If you’ve been waiting for root access on your AT&T or Verizon Android phone — today’s your lucky day. Cracker legend Geohot built and released a tool called Towelroot on Sunday night that will let you root your Android phone, as long as it has a kernel date prior to June 3. Root access, in this context, means the user can access and modify any file or folder in the system.
If you’d like to root your device, first download the app from Towelroot, sideload the .apk onto your device, and press the button (labeled “make it ra1n”). It’s an extraordinarily simple root method, and the process should take less than five minutes.
Towelroot has been tested with both AT&T and Verizon variants of the Samsung Galaxy S5, as well as the Galaxy S4 Active and the Nexus 5. Unfortunately, devices from Motorola and HTC won’t work with Towelroot, because their /system folders are write-protected.

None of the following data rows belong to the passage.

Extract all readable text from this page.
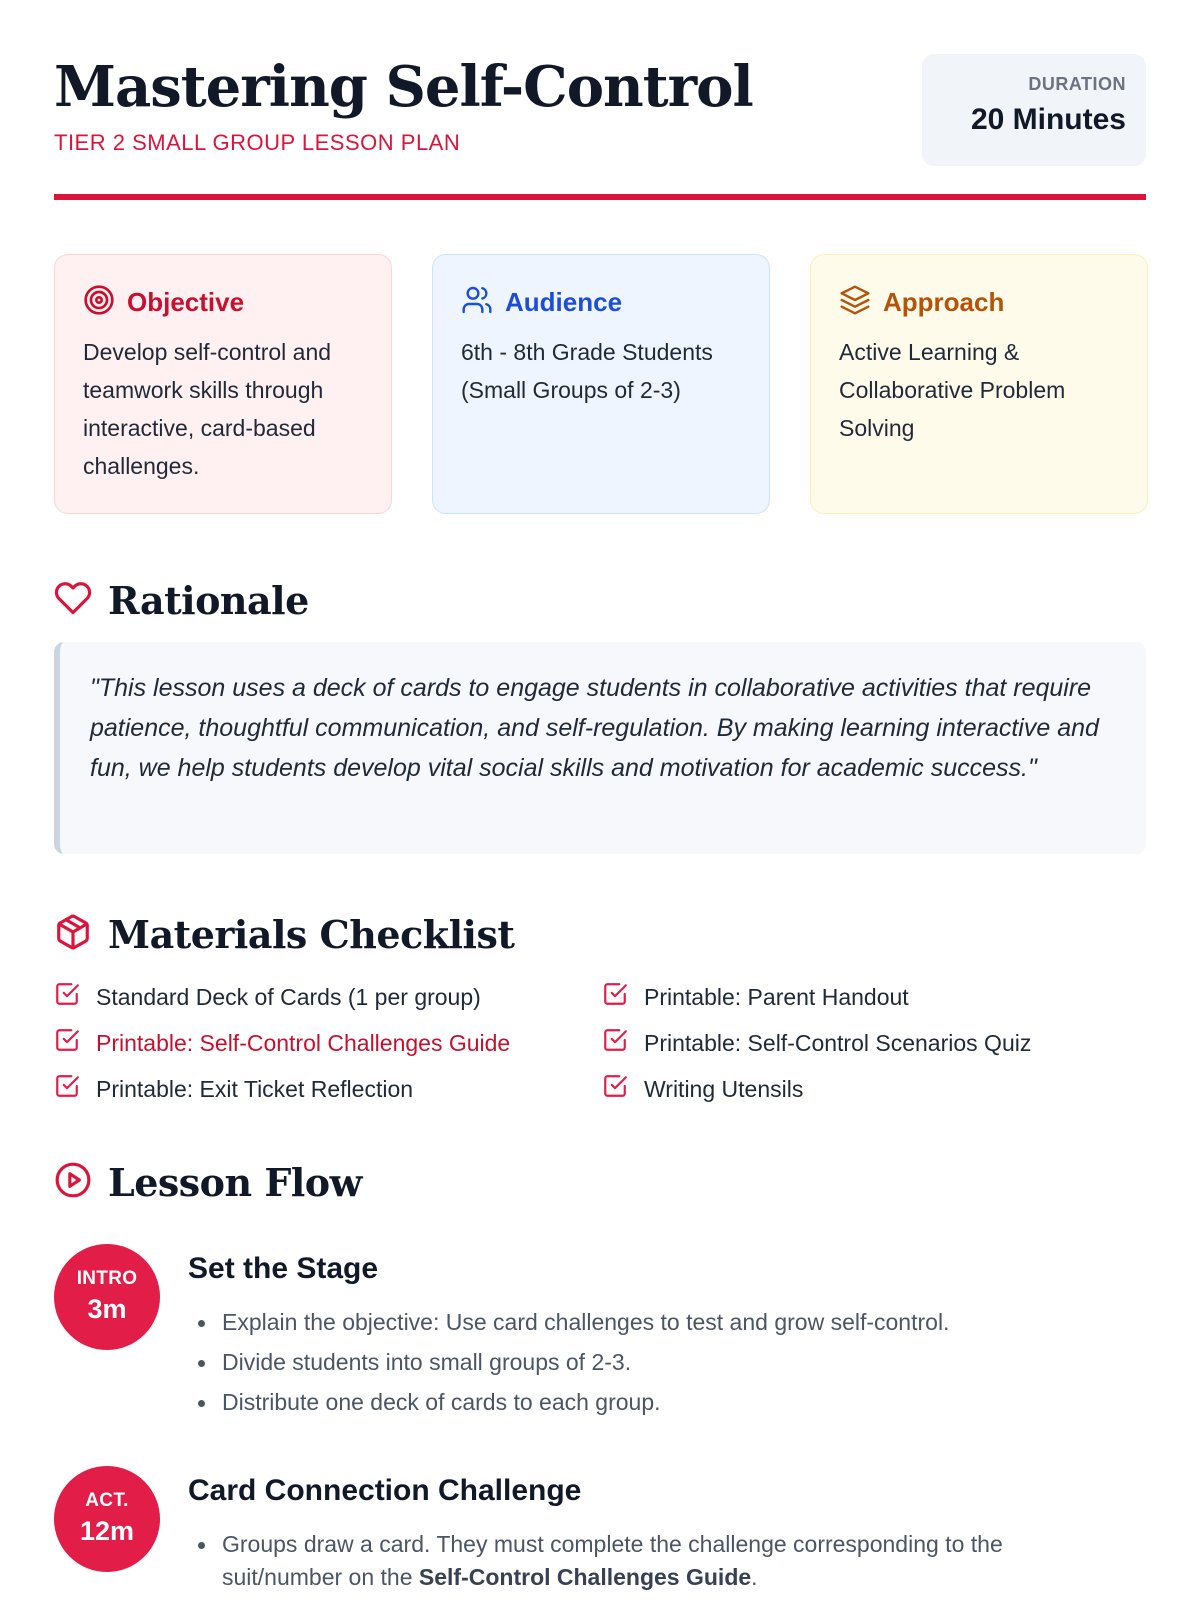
Mastering Self-Control
TIER 2 SMALL GROUP LESSON PLAN
DURATION
20 Minutes
Objective
Develop self-control and teamwork skills through interactive, card-based challenges.
Audience
6th - 8th Grade Students (Small Groups of 2-3)
Approach
Active Learning & Collaborative Problem Solving
Rationale
"This lesson uses a deck of cards to engage students in collaborative activities that require patience, thoughtful communication, and self-regulation. By making learning interactive and fun, we help students develop vital social skills and motivation for academic success."
Materials Checklist
Standard Deck of Cards (1 per group)	Printable: Parent Handout
Printable: Self-Control Challenges Guide	Printable: Self-Control Scenarios Quiz
Printable: Exit Ticket Reflection	Writing Utensils
Lesson Flow
INTRO
3m
Set the Stage
Explain the objective: Use card challenges to test and grow self-control.
Divide students into small groups of 2-3.
Distribute one deck of cards to each group.
ACT.
12m
Card Connection Challenge
Groups draw a card. They must complete the challenge corresponding to the suit/number on the Self-Control Challenges Guide.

Towelroot is the first Galaxy S5 root method, and it can even bypass Samsung’s touted enterprise-grade security suite, Knox, although Knox does show an error message during the process. According to Geohot, he used a Linux vulnerability at the kernel level, which is why the exploit is so close to universal. The exploit was discovered by an anonymous code reviewer known as Pinkie Pie, and although the latest versions of the Linux kernel have been patched, there are lots of Android devices — including, potentially, devices such as the Kindle Fire and Fire TV — that are still vulnerable to this type of privilege escalation.
In the case of Towelroot, it is used for consumers to gain better control of their devices, but it’s not hard to imagine a malicious actor using this exploit as well.
Towelroot was developed by the most famous device jailbreaker in the world, Geohot, also known as George Hotz. He was the first person to carrier unlock the iPhone, back in 2007, and later developed l1merain, which was the gold standard for iPhone jailbreaking for some time. He was also able to install custom firmware on the PS3, which Sony notoriously took him to court over.
Geohot was the subject of a long profile in the New Yorker in 2012. Since then, he had been fairly quiet, aside from semi-serious forays into rap, but it’s good to see him making waves in the rooting scene again. For his efforts, he is claiming over $18,000 in bounties promised for the first successful Galaxy S5 root.